Python+Yolov8+ONNX实时缺陷目标检测

相比于上一篇Windows10+Python+Yolov8+ONNX图片缺陷识别，并在原图中标记缺陷，有onnx模型则无需配置，无需训练。

优化了程序逻辑，降低了程序运行时间，增加了实时检测功能

1、模型转换

2、查看模型结构

1、模型转换

通过训练得到的模型是pt文件，我们需要转换为onnx文件

from ultralytics import YOLO

# 加载模型

model = YOLO("models\\best.pt")

# 转换模型

model.export(format="onnx")

2、查看模型结构

通过以下网站来查看onnx模型结构

best.onnx (netron.app)

可以得到，输入图片的尺寸要求为3*640*640，输出结果为float32的n*8400二维数组，n为数据集缺陷种类的数量

3、修改输入图片的尺寸

为防止图片畸变，所以需要将图片修改为如下形状

import onnxruntime

import numpy as np

import tkinter

from tkinter import filedialog

import random

import cv2

# 弹出文件选择框，让用户选择要打开的图片

filepath = tkinter.filedialog.askopenfilename()

# 如果用户选择了一个文件，则加载该文件并显示

if filepath != '':

    # 读取图片

    image = cv2.imread(filepath)

    # 获取图像尺寸

    h, w = image.shape[:2]

    # 将BGR图像转换为RGB图像

    image = cv2.cvtColor(image, cv2.COLOR_BGR2RGB)

    # 尺寸变换

    if h > w:

        img = cv2.resize(image, (int(w / h * 640) , 640))

    else:

        img = cv2.resize(image, (640 , int(h / w * 640)))

    # 创建单色背景图像

    background = np.zeros((640, 640, 3), np.uint8)

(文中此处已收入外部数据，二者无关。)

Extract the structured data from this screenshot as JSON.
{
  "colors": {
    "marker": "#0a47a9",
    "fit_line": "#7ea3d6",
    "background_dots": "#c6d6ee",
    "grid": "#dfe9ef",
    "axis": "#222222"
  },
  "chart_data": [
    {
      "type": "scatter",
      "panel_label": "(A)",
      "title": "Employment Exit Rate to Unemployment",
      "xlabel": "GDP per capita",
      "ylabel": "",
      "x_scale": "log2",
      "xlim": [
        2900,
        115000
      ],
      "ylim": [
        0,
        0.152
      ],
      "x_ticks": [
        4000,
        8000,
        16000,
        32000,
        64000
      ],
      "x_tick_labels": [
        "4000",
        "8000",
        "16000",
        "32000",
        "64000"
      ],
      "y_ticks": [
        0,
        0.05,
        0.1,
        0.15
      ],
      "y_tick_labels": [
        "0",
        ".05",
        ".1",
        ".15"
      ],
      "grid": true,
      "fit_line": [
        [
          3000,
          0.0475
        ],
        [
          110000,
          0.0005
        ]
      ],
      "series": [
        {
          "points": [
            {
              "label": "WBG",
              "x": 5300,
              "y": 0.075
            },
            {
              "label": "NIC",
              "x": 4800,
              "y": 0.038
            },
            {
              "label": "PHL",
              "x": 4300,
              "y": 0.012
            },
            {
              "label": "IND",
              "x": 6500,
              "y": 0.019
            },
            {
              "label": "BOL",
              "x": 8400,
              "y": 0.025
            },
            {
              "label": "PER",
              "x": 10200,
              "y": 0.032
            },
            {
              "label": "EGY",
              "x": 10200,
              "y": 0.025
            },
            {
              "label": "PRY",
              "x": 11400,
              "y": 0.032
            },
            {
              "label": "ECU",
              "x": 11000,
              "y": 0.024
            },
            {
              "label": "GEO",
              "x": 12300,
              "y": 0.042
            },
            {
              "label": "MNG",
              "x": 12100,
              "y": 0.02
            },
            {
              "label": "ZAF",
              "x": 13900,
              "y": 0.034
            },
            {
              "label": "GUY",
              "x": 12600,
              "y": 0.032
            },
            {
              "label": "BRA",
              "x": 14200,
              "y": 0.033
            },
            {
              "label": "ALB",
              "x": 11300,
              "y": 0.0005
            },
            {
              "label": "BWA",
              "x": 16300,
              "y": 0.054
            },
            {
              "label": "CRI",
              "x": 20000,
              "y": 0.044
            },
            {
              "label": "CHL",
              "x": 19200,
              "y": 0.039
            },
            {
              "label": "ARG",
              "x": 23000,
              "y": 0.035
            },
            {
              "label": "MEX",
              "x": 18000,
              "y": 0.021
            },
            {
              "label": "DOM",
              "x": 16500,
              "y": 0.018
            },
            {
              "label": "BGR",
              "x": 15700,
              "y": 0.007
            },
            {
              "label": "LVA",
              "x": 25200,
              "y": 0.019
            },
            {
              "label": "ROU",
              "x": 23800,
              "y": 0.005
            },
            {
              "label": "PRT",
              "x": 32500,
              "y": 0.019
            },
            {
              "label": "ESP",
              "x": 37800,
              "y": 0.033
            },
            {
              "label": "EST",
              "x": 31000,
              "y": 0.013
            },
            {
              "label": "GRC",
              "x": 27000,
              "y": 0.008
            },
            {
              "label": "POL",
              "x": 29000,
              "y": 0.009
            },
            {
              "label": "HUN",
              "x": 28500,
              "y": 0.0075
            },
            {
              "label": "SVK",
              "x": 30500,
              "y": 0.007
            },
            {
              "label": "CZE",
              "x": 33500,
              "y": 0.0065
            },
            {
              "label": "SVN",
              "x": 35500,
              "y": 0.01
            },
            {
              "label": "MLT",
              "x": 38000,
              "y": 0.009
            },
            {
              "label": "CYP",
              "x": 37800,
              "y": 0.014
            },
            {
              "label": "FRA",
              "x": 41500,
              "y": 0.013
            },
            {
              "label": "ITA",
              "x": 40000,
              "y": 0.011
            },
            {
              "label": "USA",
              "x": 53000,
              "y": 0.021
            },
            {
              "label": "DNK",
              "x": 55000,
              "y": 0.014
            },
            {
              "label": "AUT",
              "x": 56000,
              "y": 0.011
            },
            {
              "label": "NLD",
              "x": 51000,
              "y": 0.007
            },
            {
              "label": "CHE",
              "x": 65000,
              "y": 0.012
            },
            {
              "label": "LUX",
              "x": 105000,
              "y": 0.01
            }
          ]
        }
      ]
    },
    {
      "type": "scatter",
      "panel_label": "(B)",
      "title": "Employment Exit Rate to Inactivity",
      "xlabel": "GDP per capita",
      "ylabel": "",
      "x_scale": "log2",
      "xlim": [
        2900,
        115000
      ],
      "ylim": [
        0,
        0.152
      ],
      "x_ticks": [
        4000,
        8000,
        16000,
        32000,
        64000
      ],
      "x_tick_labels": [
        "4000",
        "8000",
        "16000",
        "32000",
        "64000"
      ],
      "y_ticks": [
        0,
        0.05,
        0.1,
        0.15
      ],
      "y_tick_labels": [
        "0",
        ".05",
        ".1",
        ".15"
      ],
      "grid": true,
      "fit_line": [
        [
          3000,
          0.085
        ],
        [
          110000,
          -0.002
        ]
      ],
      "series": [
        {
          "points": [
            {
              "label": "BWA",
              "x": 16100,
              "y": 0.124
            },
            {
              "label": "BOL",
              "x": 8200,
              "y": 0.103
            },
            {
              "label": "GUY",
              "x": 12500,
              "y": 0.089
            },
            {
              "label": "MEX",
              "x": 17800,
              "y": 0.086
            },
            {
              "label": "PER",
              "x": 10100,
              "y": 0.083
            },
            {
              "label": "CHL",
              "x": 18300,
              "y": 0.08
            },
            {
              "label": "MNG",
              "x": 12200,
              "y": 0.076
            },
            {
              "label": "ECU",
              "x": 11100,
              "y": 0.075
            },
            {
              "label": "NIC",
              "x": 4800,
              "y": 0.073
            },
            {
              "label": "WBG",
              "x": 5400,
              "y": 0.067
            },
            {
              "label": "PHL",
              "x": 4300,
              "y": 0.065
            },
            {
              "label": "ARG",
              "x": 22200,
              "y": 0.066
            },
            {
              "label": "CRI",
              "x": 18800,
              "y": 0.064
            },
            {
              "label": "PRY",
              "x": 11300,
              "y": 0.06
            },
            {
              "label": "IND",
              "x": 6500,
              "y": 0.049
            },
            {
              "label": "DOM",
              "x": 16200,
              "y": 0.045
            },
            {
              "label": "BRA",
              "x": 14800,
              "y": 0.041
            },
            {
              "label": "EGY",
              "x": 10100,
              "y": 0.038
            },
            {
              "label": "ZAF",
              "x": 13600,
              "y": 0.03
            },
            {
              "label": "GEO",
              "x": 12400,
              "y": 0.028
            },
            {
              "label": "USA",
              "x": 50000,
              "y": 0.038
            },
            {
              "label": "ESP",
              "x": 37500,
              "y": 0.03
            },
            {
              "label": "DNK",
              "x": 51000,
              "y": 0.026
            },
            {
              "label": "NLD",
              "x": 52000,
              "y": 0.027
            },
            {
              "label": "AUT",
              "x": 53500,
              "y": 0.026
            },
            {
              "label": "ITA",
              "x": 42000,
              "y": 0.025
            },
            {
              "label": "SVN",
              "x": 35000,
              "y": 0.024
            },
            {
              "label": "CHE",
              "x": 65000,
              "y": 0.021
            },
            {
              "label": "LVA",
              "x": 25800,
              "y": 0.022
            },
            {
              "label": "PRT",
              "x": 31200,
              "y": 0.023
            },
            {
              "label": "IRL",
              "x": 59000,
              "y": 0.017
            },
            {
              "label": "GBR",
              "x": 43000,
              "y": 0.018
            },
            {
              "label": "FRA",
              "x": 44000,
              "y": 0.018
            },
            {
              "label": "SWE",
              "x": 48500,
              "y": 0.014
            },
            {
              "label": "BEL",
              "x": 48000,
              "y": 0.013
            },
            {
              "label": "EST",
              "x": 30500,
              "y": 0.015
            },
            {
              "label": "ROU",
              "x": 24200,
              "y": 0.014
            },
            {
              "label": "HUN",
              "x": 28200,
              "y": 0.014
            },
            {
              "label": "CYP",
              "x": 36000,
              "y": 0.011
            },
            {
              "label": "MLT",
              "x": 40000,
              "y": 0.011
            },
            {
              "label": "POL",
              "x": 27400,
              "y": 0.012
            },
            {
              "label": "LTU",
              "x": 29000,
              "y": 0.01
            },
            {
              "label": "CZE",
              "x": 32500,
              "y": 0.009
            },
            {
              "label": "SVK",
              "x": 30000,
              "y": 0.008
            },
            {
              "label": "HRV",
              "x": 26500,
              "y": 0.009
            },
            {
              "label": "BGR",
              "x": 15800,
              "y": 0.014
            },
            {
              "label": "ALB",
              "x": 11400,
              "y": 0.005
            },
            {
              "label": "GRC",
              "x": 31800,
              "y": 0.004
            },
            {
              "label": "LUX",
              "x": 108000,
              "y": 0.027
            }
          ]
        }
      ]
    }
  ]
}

    background[:] = (255, 0, 0)

    # 将图像居中放置

    x_offset = (640 - img.shape[1]) // 2

    y_offset = (640 - img.shape[0]) // 2

    background[y_offset:y_offset+img.shape[0], x_offset:x_offset+img.shape[1]] = img

    # 显示图片

    cv2.imshow('Result', background)

    cv2.waitKey(0)

    cv2.destroyAllWindows()

4、图像数据归一化

为了方便深度学习模型对图片数据进行推理，需要对读入图片进行归一化处理

# 将像素值转换为浮点数，并将其归一化到0~1之间

img = image.astype(np.float32) / 255.0   

# 将图像从HWC格式转换为CHW格式

img = np.transpose(img, (2, 0, 1))

# 将图像从CHW格式转换为NCHW格式，批次大小为1

img = np.expand_dims(img, axis=0)

5、模型推理

将修改好的图像数据，用onnx模型推理工具进行推理，得到n*8400二维数组的推理结果，n为数据集缺陷种类的数量

# onnx测试

session = onnxruntime.InferenceSession(onnx_model_path)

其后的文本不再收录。